Cross walk: sic_naics.sas7bdat and/or sic_naics.dta.

1. The variables in sic_naics.sas7bdat are es_sic = the 4-digit 1987 SIC code; naics_impute = the 6-digit 2002 NAICS code; emp = employment in the indicated (SIC, NAICS) pair; sum_sic = employment in the indicated SIC; pct_emp = emp/sum_sic; low_limit = lower limit for random comparison to pct_emp in imputation; up_limit = upper limit for random comparison to pct_emp in imputation. (Note: incomplete employment data in the cross walk is indicated by a value of 1 for sum_sic and fractions for emp. Do not worry about this.)
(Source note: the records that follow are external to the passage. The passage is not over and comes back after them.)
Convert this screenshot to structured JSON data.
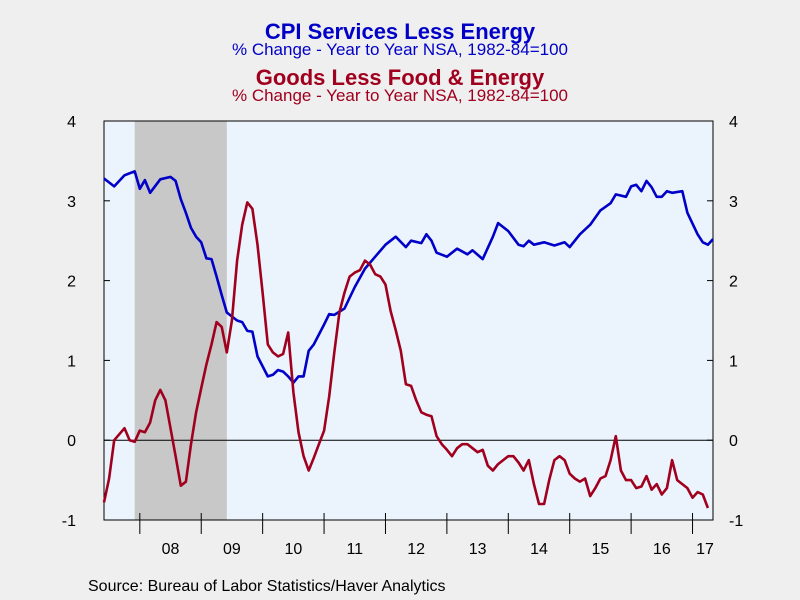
{
  "header": {
    "title1": "CPI Services Less Energy",
    "subtitle1": "% Change - Year to Year     NSA, 1982-84=100",
    "title2": "Goods Less Food & Energy",
    "subtitle2": "% Change - Year to Year     NSA, 1982-84=100"
  },
  "footer": {
    "source": "Source:  Bureau of Labor Statistics/Haver Analytics"
  },
  "colors": {
    "series1": "#0000c8",
    "series2": "#a0001e",
    "recession": "#c8c8c8",
    "plot_bg": "#ebf4fc",
    "page_bg": "#efefef"
  },
  "chart_data": {
    "type": "line",
    "x_axis": {
      "labels": [
        "08",
        "09",
        "10",
        "11",
        "12",
        "13",
        "14",
        "15",
        "16",
        "17"
      ],
      "range": [
        "2007-06",
        "2017-05"
      ]
    },
    "y_axis": {
      "ticks": [
        "4",
        "3",
        "2",
        "1",
        "0",
        "-1"
      ],
      "ylim": [
        -1,
        4
      ]
    },
    "shaded_periods": [
      {
        "start": "2007-12",
        "end": "2009-06",
        "label": ""
      }
    ],
    "reference_line": 0,
    "series": [
      {
        "name": "CPI Services Less Energy",
        "color": "#0000c8",
        "points": [
          [
            "2007-06",
            3.28
          ],
          [
            "2007-08",
            3.18
          ],
          [
            "2007-10",
            3.32
          ],
          [
            "2007-12",
            3.37
          ],
          [
            "2008-01",
            3.15
          ],
          [
            "2008-02",
            3.26
          ],
          [
            "2008-03",
            3.1
          ],
          [
            "2008-05",
            3.27
          ],
          [
            "2008-07",
            3.3
          ],
          [
            "2008-08",
            3.25
          ],
          [
            "2008-09",
            3.02
          ],
          [
            "2008-10",
            2.85
          ],
          [
            "2008-11",
            2.66
          ],
          [
            "2008-12",
            2.55
          ],
          [
            "2009-01",
            2.48
          ],
          [
            "2009-02",
            2.28
          ],
          [
            "2009-03",
            2.27
          ],
          [
            "2009-04",
            2.05
          ],
          [
            "2009-05",
            1.82
          ],
          [
            "2009-06",
            1.6
          ],
          [
            "2009-08",
            1.5
          ],
          [
            "2009-09",
            1.48
          ],
          [
            "2009-10",
            1.37
          ],
          [
            "2009-11",
            1.36
          ],
          [
            "2009-12",
            1.05
          ],
          [
            "2010-02",
            0.8
          ],
          [
            "2010-03",
            0.82
          ],
          [
            "2010-04",
            0.88
          ],
          [
            "2010-05",
            0.86
          ],
          [
            "2010-06",
            0.8
          ],
          [
            "2010-07",
            0.72
          ],
          [
            "2010-08",
            0.8
          ],
          [
            "2010-09",
            0.8
          ],
          [
            "2010-10",
            1.12
          ],
          [
            "2010-11",
            1.2
          ],
          [
            "2011-01",
            1.45
          ],
          [
            "2011-02",
            1.58
          ],
          [
            "2011-03",
            1.57
          ],
          [
            "2011-05",
            1.65
          ],
          [
            "2011-07",
            1.92
          ],
          [
            "2011-09",
            2.15
          ],
          [
            "2011-11",
            2.3
          ],
          [
            "2012-01",
            2.45
          ],
          [
            "2012-03",
            2.55
          ],
          [
            "2012-05",
            2.42
          ],
          [
            "2012-06",
            2.5
          ],
          [
            "2012-08",
            2.47
          ],
          [
            "2012-09",
            2.58
          ],
          [
            "2012-10",
            2.5
          ],
          [
            "2012-11",
            2.35
          ],
          [
            "2013-01",
            2.3
          ],
          [
            "2013-03",
            2.4
          ],
          [
            "2013-05",
            2.33
          ],
          [
            "2013-06",
            2.38
          ],
          [
            "2013-08",
            2.27
          ],
          [
            "2013-10",
            2.55
          ],
          [
            "2013-11",
            2.72
          ],
          [
            "2014-01",
            2.62
          ],
          [
            "2014-03",
            2.45
          ],
          [
            "2014-04",
            2.43
          ],
          [
            "2014-05",
            2.5
          ],
          [
            "2014-06",
            2.45
          ],
          [
            "2014-08",
            2.48
          ],
          [
            "2014-10",
            2.44
          ],
          [
            "2014-12",
            2.48
          ],
          [
            "2015-01",
            2.42
          ],
          [
            "2015-03",
            2.58
          ],
          [
            "2015-05",
            2.7
          ],
          [
            "2015-07",
            2.88
          ],
          [
            "2015-09",
            2.97
          ],
          [
            "2015-10",
            3.08
          ],
          [
            "2015-12",
            3.05
          ],
          [
            "2016-01",
            3.18
          ],
          [
            "2016-02",
            3.2
          ],
          [
            "2016-03",
            3.12
          ],
          [
            "2016-04",
            3.25
          ],
          [
            "2016-05",
            3.17
          ],
          [
            "2016-06",
            3.05
          ],
          [
            "2016-07",
            3.05
          ],
          [
            "2016-08",
            3.12
          ],
          [
            "2016-09",
            3.1
          ],
          [
            "2016-11",
            3.12
          ],
          [
            "2016-12",
            2.85
          ],
          [
            "2017-02",
            2.58
          ],
          [
            "2017-03",
            2.48
          ],
          [
            "2017-04",
            2.45
          ],
          [
            "2017-05",
            2.52
          ]
        ]
      },
      {
        "name": "Goods Less Food & Energy",
        "color": "#a0001e",
        "points": [
          [
            "2007-06",
            -0.78
          ],
          [
            "2007-07",
            -0.48
          ],
          [
            "2007-08",
            0.0
          ],
          [
            "2007-10",
            0.15
          ],
          [
            "2007-11",
            0.0
          ],
          [
            "2007-12",
            -0.02
          ],
          [
            "2008-01",
            0.12
          ],
          [
            "2008-02",
            0.1
          ],
          [
            "2008-03",
            0.22
          ],
          [
            "2008-04",
            0.5
          ],
          [
            "2008-05",
            0.63
          ],
          [
            "2008-06",
            0.5
          ],
          [
            "2008-07",
            0.15
          ],
          [
            "2008-08",
            -0.2
          ],
          [
            "2008-09",
            -0.57
          ],
          [
            "2008-10",
            -0.52
          ],
          [
            "2008-11",
            -0.05
          ],
          [
            "2008-12",
            0.35
          ],
          [
            "2009-01",
            0.65
          ],
          [
            "2009-02",
            0.95
          ],
          [
            "2009-03",
            1.2
          ],
          [
            "2009-04",
            1.48
          ],
          [
            "2009-05",
            1.42
          ],
          [
            "2009-06",
            1.1
          ],
          [
            "2009-07",
            1.5
          ],
          [
            "2009-08",
            2.25
          ],
          [
            "2009-09",
            2.7
          ],
          [
            "2009-10",
            2.98
          ],
          [
            "2009-11",
            2.9
          ],
          [
            "2009-12",
            2.45
          ],
          [
            "2010-01",
            1.85
          ],
          [
            "2010-02",
            1.2
          ],
          [
            "2010-03",
            1.1
          ],
          [
            "2010-04",
            1.05
          ],
          [
            "2010-05",
            1.08
          ],
          [
            "2010-06",
            1.35
          ],
          [
            "2010-07",
            0.6
          ],
          [
            "2010-08",
            0.1
          ],
          [
            "2010-09",
            -0.2
          ],
          [
            "2010-10",
            -0.38
          ],
          [
            "2010-11",
            -0.22
          ],
          [
            "2010-12",
            -0.05
          ],
          [
            "2011-01",
            0.12
          ],
          [
            "2011-02",
            0.55
          ],
          [
            "2011-03",
            1.1
          ],
          [
            "2011-04",
            1.6
          ],
          [
            "2011-05",
            1.85
          ],
          [
            "2011-06",
            2.05
          ],
          [
            "2011-07",
            2.1
          ],
          [
            "2011-08",
            2.13
          ],
          [
            "2011-09",
            2.25
          ],
          [
            "2011-10",
            2.2
          ],
          [
            "2011-11",
            2.08
          ],
          [
            "2011-12",
            2.05
          ],
          [
            "2012-01",
            1.95
          ],
          [
            "2012-02",
            1.62
          ],
          [
            "2012-03",
            1.38
          ],
          [
            "2012-04",
            1.12
          ],
          [
            "2012-05",
            0.7
          ],
          [
            "2012-06",
            0.68
          ],
          [
            "2012-07",
            0.5
          ],
          [
            "2012-08",
            0.35
          ],
          [
            "2012-09",
            0.32
          ],
          [
            "2012-10",
            0.3
          ],
          [
            "2012-11",
            0.05
          ],
          [
            "2012-12",
            -0.05
          ],
          [
            "2013-01",
            -0.12
          ],
          [
            "2013-02",
            -0.2
          ],
          [
            "2013-03",
            -0.1
          ],
          [
            "2013-04",
            -0.05
          ],
          [
            "2013-05",
            -0.05
          ],
          [
            "2013-06",
            -0.1
          ],
          [
            "2013-07",
            -0.15
          ],
          [
            "2013-08",
            -0.12
          ],
          [
            "2013-09",
            -0.32
          ],
          [
            "2013-10",
            -0.38
          ],
          [
            "2013-11",
            -0.3
          ],
          [
            "2013-12",
            -0.25
          ],
          [
            "2014-01",
            -0.2
          ],
          [
            "2014-02",
            -0.2
          ],
          [
            "2014-03",
            -0.28
          ],
          [
            "2014-04",
            -0.38
          ],
          [
            "2014-05",
            -0.25
          ],
          [
            "2014-06",
            -0.55
          ],
          [
            "2014-07",
            -0.8
          ],
          [
            "2014-08",
            -0.8
          ],
          [
            "2014-09",
            -0.5
          ],
          [
            "2014-10",
            -0.25
          ],
          [
            "2014-11",
            -0.2
          ],
          [
            "2014-12",
            -0.25
          ],
          [
            "2015-01",
            -0.42
          ],
          [
            "2015-02",
            -0.48
          ],
          [
            "2015-03",
            -0.52
          ],
          [
            "2015-04",
            -0.48
          ],
          [
            "2015-05",
            -0.7
          ],
          [
            "2015-06",
            -0.6
          ],
          [
            "2015-07",
            -0.48
          ],
          [
            "2015-08",
            -0.45
          ],
          [
            "2015-09",
            -0.25
          ],
          [
            "2015-10",
            0.05
          ],
          [
            "2015-11",
            -0.38
          ],
          [
            "2015-12",
            -0.5
          ],
          [
            "2016-01",
            -0.5
          ],
          [
            "2016-02",
            -0.6
          ],
          [
            "2016-03",
            -0.58
          ],
          [
            "2016-04",
            -0.45
          ],
          [
            "2016-05",
            -0.62
          ],
          [
            "2016-06",
            -0.55
          ],
          [
            "2016-07",
            -0.68
          ],
          [
            "2016-08",
            -0.6
          ],
          [
            "2016-09",
            -0.25
          ],
          [
            "2016-10",
            -0.5
          ],
          [
            "2016-11",
            -0.55
          ],
          [
            "2016-12",
            -0.6
          ],
          [
            "2017-01",
            -0.72
          ],
          [
            "2017-02",
            -0.65
          ],
          [
            "2017-03",
            -0.68
          ],
          [
            "2017-04",
            -0.85
          ]
        ]
      }
    ]
  }
}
2. The variables in naicsmiss are sic (sometimes incomplete; i.e., expressed to only 2 or 3 digits) and naics (always missing).
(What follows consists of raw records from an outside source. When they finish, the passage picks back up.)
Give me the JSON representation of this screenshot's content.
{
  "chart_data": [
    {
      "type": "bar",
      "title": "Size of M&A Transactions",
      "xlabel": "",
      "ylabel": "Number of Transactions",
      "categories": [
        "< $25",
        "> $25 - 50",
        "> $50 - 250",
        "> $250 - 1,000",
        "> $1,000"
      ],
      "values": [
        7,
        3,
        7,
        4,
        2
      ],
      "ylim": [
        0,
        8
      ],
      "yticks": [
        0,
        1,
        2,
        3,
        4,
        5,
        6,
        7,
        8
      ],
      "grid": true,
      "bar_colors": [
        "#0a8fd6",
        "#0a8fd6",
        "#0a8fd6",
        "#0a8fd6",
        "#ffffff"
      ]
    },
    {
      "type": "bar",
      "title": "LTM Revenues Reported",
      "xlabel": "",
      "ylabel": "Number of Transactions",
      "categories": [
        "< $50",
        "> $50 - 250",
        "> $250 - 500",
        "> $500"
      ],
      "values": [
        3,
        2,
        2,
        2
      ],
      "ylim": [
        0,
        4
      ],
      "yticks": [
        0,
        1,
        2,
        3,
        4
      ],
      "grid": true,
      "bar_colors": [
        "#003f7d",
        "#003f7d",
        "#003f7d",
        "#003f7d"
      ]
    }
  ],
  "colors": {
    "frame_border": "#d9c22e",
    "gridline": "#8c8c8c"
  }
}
3. Write a SAS program to do a single probabilistic imputation of naics from the data in sic_naics. This is a straightforward application of the information in the sic_naics cross walk. Be careful how you handle the incomplete SIC codes. For these cases you will have to build the correct conditional probability model for the imputation. You may do this exercise in Stata if you prefer, the input data files in .dta format are also in the lab7 space.

4. If you run your program a second time, you should not get the same answer. Explain why not.